PARIS: Les entreprises s'engagent trop souvent de manière lacunaire contre le réchauffement climatique, négligeant les émissions de leurs fournisseurs et faisant l'impasse sur la protection de la nature, selon une enquête du Carbon disclosure project (CDP) publiée mercredi.
Les émissions de gaz à effet de serre issues de la chaîne d'approvisionnement des entreprises sont en moyenne 11,4 fois plus importantes que les émissions de leurs propres opérations, selon l'ONG, observatoire de référence de l'empreinte écologique. "Et pourtant, beaucoup ne les mesurent toujours pas", regrette-t-elle.
Parmi les plus de 18 500 groupes à travers le monde qui divulguent leurs données auprès du CDP, seule une minorité (41%) a ainsi livré des chiffres sur les émissions allant au-delà de leurs propres activités.
Ces émissions indirectes sont habituellement regroupées dans une catégorie dite "scope 3". Ce périmètre recoupe toutes les émissions, en amont et en aval, de la chaîne de valeur de la société: celles qui ont lieu lorsque sont fabriqués les produits achetés à ses sous-traitants et celles émises lors de l'utilisation du produit ou du service par le client final.
Les groupes tendent ainsi à "évaluer leurs propres opérations directes sans regarder leurs impacts plus larges", s'inquiète le rapport.
"Le rapport publié cette année montre que l'action environnementale ne s'engage pas à la vitesse, à l'échelle et sur les périmètres nécessaires pour limiter le réchauffement climatique mondial à 1,5°C", s'inquiète aussi Sonya Bhonsle, du CDP, en référence à l'objectif le plus ambitieux de l'accord de Paris.

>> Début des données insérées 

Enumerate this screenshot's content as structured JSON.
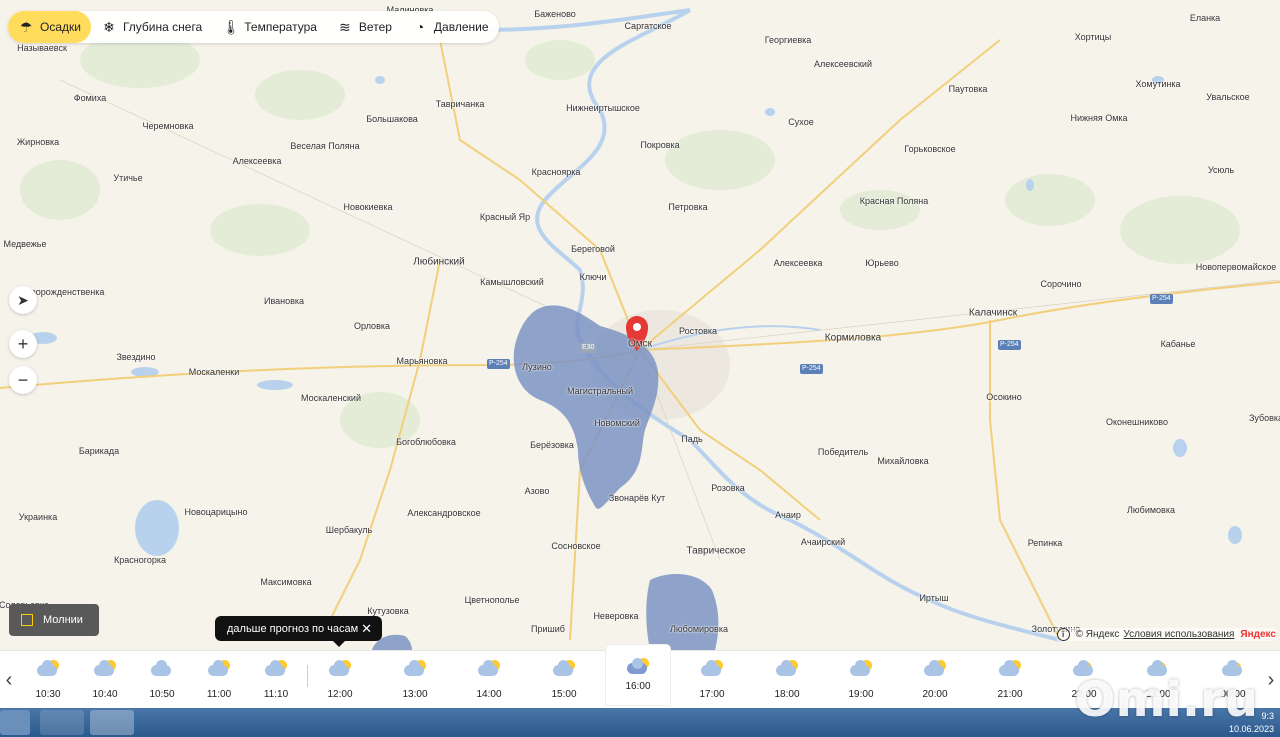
{
  "layers": [
    {
      "label": "Осадки",
      "icon": "rain-cloud-icon",
      "active": true
    },
    {
      "label": "Глубина снега",
      "icon": "snowflake-icon"
    },
    {
      "label": "Температура",
      "icon": "thermometer-icon"
    },
    {
      "label": "Ветер",
      "icon": "wind-icon"
    },
    {
      "label": "Давление",
      "icon": "gauge-icon"
    }
  ],
  "places": [
    "Называевск",
    "Малиновка",
    "Баженово",
    "Саргатское",
    "Георгиевка",
    "Еланка",
    "Хортицы",
    "Фомиха",
    "Черемновка",
    "Жирновка",
    "Алексеевка",
    "Утичье",
    "Тавричанка",
    "Большакова",
    "Веселая Поляна",
    "Нижнеиртышское",
    "Алексеевский",
    "Паутовка",
    "Хомутинка",
    "Увальское",
    "Нижняя Омка",
    "Сухое",
    "Покровка",
    "Горьковское",
    "Красноярка",
    "Усюль",
    "Новокиевка",
    "Петровка",
    "Красная Поляна",
    "Красный Яр",
    "Медвежье",
    "Береговой",
    "Любинский",
    "Ключи",
    "Алексеевка",
    "Юрьево",
    "Камышловский",
    "Новопервомайское",
    "Новорожденственка",
    "Ивановка",
    "Сорочино",
    "Орловка",
    "Ростовка",
    "Калачинск",
    "Кормиловка",
    "Омск",
    "Звездино",
    "Марьяновка",
    "Лузино",
    "Кабанье",
    "Москаленки",
    "Магистральный",
    "Москаленский",
    "Осокино",
    "Новомский",
    "Зубовка",
    "Богоблюбовка",
    "Падь",
    "Оконешниково",
    "Барикада",
    "Берёзовка",
    "Победитель",
    "Михайловка",
    "Азово",
    "Звонарёв Кут",
    "Розовка",
    "Украинка",
    "Новоцарицыно",
    "Александровское",
    "Ачаир",
    "Любимовка",
    "Шербакуль",
    "Сосновское",
    "Ачаирский",
    "Таврическое",
    "Репинка",
    "Красногорка",
    "Максимовка",
    "Иртыш",
    "Соловьевка",
    "Кутузовка",
    "Цветнополье",
    "Неверовка",
    "Пришиб",
    "Любомировка",
    "Золотухино"
  ],
  "roads": [
    "Р-254",
    "Р-254",
    "Р-254",
    "Р-254",
    "E30"
  ],
  "controls": {
    "locate": "location-arrow-icon",
    "zoom_in": "+",
    "zoom_out": "−"
  },
  "lightning": {
    "label": "Молнии"
  },
  "tooltip": {
    "text": "дальше прогноз по часам"
  },
  "copyright": {
    "text": "© Яндекс",
    "link": "Условия использования",
    "brand": "Яндекс"
  },
  "timeline": [
    {
      "time": "10:30",
      "icon": "partly-cloudy-icon"
    },
    {
      "time": "10:40",
      "icon": "partly-cloudy-icon"
    },
    {
      "time": "10:50",
      "icon": "cloudy-icon"
    },
    {
      "time": "11:00",
      "icon": "partly-cloudy-icon"
    },
    {
      "time": "11:10",
      "icon": "partly-cloudy-icon"
    },
    {
      "time": "12:00",
      "icon": "partly-cloudy-icon"
    },
    {
      "time": "13:00",
      "icon": "partly-cloudy-icon"
    },
    {
      "time": "14:00",
      "icon": "partly-cloudy-icon"
    },
    {
      "time": "15:00",
      "icon": "partly-cloudy-icon"
    },
    {
      "time": "16:00",
      "icon": "rain-icon",
      "current": true
    },
    {
      "time": "17:00",
      "icon": "partly-cloudy-icon"
    },
    {
      "time": "18:00",
      "icon": "partly-cloudy-icon"
    },
    {
      "time": "19:00",
      "icon": "partly-cloudy-icon"
    },
    {
      "time": "20:00",
      "icon": "partly-cloudy-icon"
    },
    {
      "time": "21:00",
      "icon": "partly-cloudy-icon"
    },
    {
      "time": "22:00",
      "icon": "partly-cloudy-night-icon"
    },
    {
      "time": "23:00",
      "icon": "partly-cloudy-night-icon"
    },
    {
      "time": "00:00",
      "icon": "partly-cloudy-night-icon"
    }
  ],
  "watermark": "Omi.ru",
  "clock": {
    "time": "9:3",
    "date": "10.06.2023"
  },
  "colors": {
    "precip": "#7b93c4",
    "active_tab": "#ffdc5c",
    "river": "#b8d2ee",
    "road": "#f5d27a",
    "pin": "#e53935"
  }
}
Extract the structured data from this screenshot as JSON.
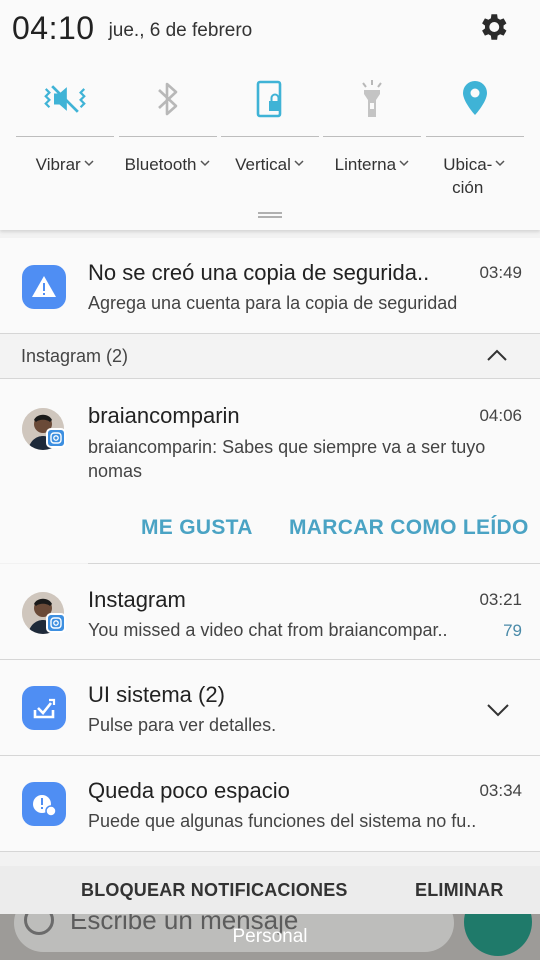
{
  "status": {
    "time": "04:10",
    "date": "jue., 6 de febrero"
  },
  "quick_settings": {
    "tiles": [
      {
        "label": "Vibrar",
        "icon": "vibrate-icon",
        "active": true
      },
      {
        "label": "Bluetooth",
        "icon": "bluetooth-icon",
        "active": false
      },
      {
        "label": "Vertical",
        "icon": "rotation-lock-icon",
        "active": true
      },
      {
        "label": "Linterna",
        "icon": "flashlight-icon",
        "active": false
      },
      {
        "label": "Ubica-\nción",
        "icon": "location-icon",
        "active": true
      }
    ]
  },
  "notifications": {
    "backup": {
      "title": "No se creó una copia de segurida..",
      "text": "Agrega una cuenta para la copia de seguridad",
      "time": "03:49"
    },
    "instagram_group": {
      "header": "Instagram (2)",
      "message": {
        "title": "braiancomparin",
        "text": "braiancomparin: Sabes que siempre va a ser tuyo nomas",
        "time": "04:06",
        "action_like": "ME GUSTA",
        "action_read": "MARCAR COMO LEÍDO"
      },
      "video": {
        "title": "Instagram",
        "text": "You missed a video chat from braiancompar..",
        "time": "03:21",
        "count": "79"
      }
    },
    "system": {
      "title": "UI sistema (2)",
      "text": "Pulse para ver detalles."
    },
    "storage": {
      "title": "Queda poco espacio",
      "text": "Puede que algunas funciones del sistema no fu..",
      "time": "03:34"
    }
  },
  "bottom_actions": {
    "block": "BLOQUEAR NOTIFICACIONES",
    "clear": "ELIMINAR"
  },
  "background": {
    "input_placeholder": "Escribe un mensaje",
    "profile_label": "Personal"
  },
  "colors": {
    "accent": "#3fb3d6",
    "icon_blue": "#4f8ef3",
    "action_text": "#4aa3c4"
  }
}
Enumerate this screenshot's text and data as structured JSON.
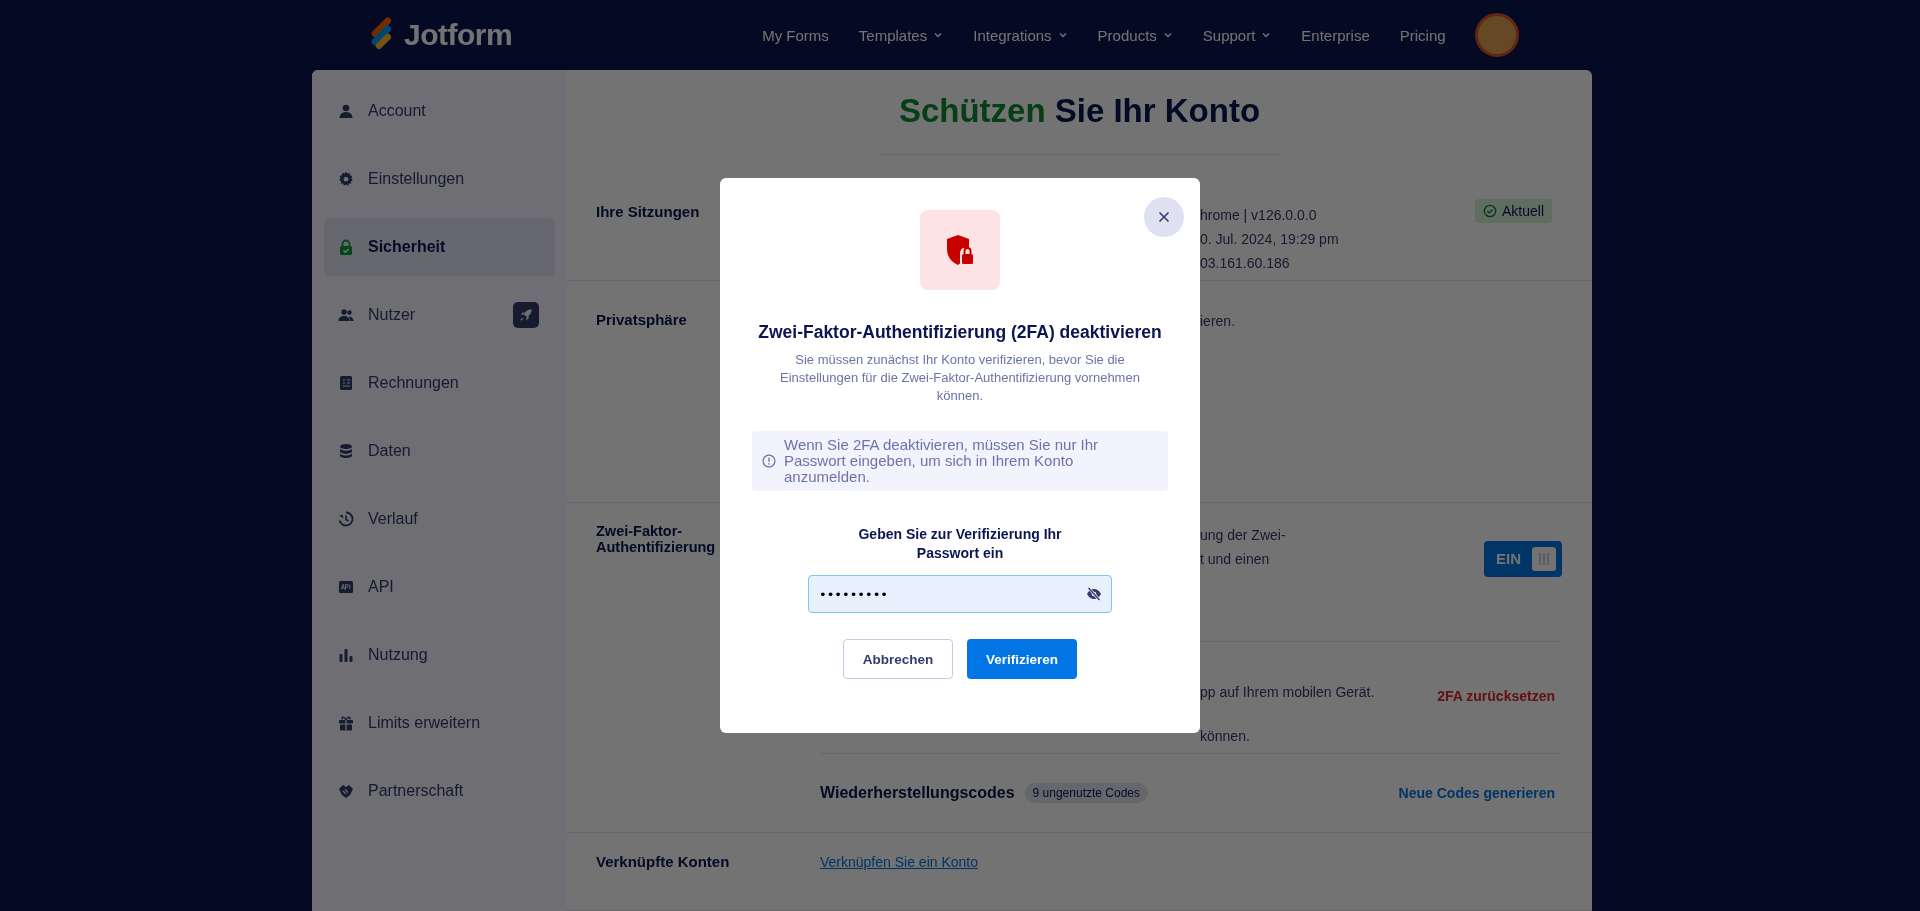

"De nombreuses entreprises ne reconnaissent pas que leur impact sur l'environnement s'étend bien au-delà de leurs opérations et de la question du changement climatique", regrette-t-elle.
C'est l'autre enseignement du rapport: les défis environnementaux, au-delà du climat, sont encore souvent ignorés par les entreprises.
Sur les quelque 18 500 groupes répertoriés, près de 7 300 embarquent leurs fournisseurs dans des engagements relatifs au changement climatique mais seulement 915 sur l'eau et un peu plus de 540 dans le lutte contre la déforestation.
Ces engagements lacunaires risquent d'entrer en collision avec de nouvelles obligations pour les entreprises, pointe le CDP.
"On a besoin d'un leadership environnemental tout de suite de la part des entreprises, qui doivent s'attaquer à leurs impacts à la fois sur le climat et la nature, et travailler avec leurs fournisseurs de manière intégrée", conclut Sonya Bhonsle.